Review by Sean Trane
3 stars DISC 1: ****Chateau D'ysaster Tapes. recorded in France.These are the tracks that never got released after Anderson disbanded temporarily JT , only to come back and try this large project that never materialized and War Child was what survived that. If you listen well to those track you might just pick out each and everyone of them and place on the albums of the times Passion Play, War Child and Minstrel . The flavour is there and it is not missing much to have another classic Tull from that period - just that this has an unfinished feel to it.

DISC 2: ** Much less essential as they filled it up with odds, bits, & ends

Review by Gatot
SPECIAL COLLABORATOR Honorary Collaborator
4 stars I remember vividly that it took me about a month to finally decide buying this double CD since I saw it displayed in one of local record stores in Jakarta, sometime in 1997. I was in doubt looking at the title that it comprised unreleased masters of the band's previous works 1973 - 1991. It's basically due to my experience with very bad audio quality of what so called "bonus tracks" of other bands that re-mastered their classic works. Usually I am dissatisfied with these bonus tracks especially with the sonic quality as well as weird composition due to unfinished work. But I love the band and how come I don't have this one? So, I played dice and purchased this CD. I spun this CD right away in my car while driving home. To my surprise, the sonic quality sounded really excellent in my car stereo except that the bass that needs to add some more. But, overall it's very satisfactory because the treble and mid range are excellent and beyond other bands' bonus tracks standards.

Disc One

Disc One contains "Chateau D'issaster Tapes" that's being called this way by Ian Anderson due to the process by which this record was made. The infamous 1973 recording sessions at The Chateau D'Herouville, near Paris, were never completed due to ill-health, technical and production problems, and the sudden decision of the band to return to the UK from temporary and ill-advised tax exile. Rather than continue with the Chateau Tapes, the band decided to begin with a virtually new work which quickly became the more down-beat and controversial "A Passion Play".

The collection of songs in Disc One is really excellent and I never expected that they're as fine as this. From the classical music influence "First Post" that opened the collection beautifully with a combination of almost all acoustic instruments like guitar, alto sax, flute the collection moves smoothly to second track "Animelee" which still explores classical vein. Beautiful opening! It than moves into more attractive outfits with a strong nuance of "A Passion Play" album. Yes, for those who love "A Passion Play" album, including myself, would love to hear some catchy parts of the concept album through this collection with songs like "Tiger Toon", "Critique Oblique" and "Post Last". Because "A Passion Play" was released way before this collection, for me is like another treat listening to nice parts of the album in different arrangement here with different version.
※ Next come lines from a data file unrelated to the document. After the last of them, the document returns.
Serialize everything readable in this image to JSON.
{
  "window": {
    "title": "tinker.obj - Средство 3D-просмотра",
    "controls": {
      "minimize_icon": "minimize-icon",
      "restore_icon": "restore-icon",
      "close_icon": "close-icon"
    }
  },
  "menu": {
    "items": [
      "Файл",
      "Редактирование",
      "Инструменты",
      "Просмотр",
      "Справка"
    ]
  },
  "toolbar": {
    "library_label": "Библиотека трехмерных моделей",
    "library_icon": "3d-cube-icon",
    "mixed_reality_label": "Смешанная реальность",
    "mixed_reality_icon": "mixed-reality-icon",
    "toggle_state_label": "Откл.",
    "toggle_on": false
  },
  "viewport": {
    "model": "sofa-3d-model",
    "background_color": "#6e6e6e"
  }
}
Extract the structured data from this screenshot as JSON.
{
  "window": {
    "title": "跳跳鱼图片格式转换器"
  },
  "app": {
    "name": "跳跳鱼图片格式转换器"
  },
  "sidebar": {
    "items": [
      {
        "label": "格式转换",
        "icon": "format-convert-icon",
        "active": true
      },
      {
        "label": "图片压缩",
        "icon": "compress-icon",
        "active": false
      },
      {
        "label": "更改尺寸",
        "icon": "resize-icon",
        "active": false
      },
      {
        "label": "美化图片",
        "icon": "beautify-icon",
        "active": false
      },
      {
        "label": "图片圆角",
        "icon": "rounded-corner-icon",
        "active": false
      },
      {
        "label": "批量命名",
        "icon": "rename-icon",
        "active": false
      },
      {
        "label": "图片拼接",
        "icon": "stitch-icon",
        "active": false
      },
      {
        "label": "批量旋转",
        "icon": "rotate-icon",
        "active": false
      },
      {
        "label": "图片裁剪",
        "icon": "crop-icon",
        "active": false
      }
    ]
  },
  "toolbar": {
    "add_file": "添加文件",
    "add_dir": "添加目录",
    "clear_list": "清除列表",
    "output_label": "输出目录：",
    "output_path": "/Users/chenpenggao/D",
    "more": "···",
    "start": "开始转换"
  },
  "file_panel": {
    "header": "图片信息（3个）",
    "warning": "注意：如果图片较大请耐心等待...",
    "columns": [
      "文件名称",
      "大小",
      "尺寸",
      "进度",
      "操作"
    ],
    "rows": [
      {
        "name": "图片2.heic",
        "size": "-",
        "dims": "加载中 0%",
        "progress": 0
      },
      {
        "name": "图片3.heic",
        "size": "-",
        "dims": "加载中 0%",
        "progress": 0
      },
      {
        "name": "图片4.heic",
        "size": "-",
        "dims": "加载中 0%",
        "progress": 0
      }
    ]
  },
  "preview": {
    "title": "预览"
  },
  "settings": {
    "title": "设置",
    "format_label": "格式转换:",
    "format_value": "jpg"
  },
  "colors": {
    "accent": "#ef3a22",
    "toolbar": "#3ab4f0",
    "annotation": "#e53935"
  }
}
The best parts that really satisfy me is when this collection reaches track 9 and 10 "Critique Oblique" - "Post Last". Yes, it truly sounds like "A Passion Play", i.e. approximately at minutes 15 of A Passion Play. The version featured here is different especially in Ian Anderson's vocal melody and flutes - it has more flute improvisation in this collection. Additionally, Ian inserts a nice narration in the middle of "Critique Oblique". WOW! Oh my God .. This is truly a masterpiece work! This track has a wonderful composition featuring inventive flute work and relatively complex structure with weird but nice rhythm section. It's truly a progressive act, my friend! For practicality, when I'm too lazy to spin "A Passion Play" CD that contains one long track (40 minutes plus), I'd rather play this "Critique Oblique" because it's shorter (9 minutes) played with different style and different ending part. "Post Last" (track 10) continues the "A Passion Play" nuance with great flute and complex rhythm section reflecting the original album version.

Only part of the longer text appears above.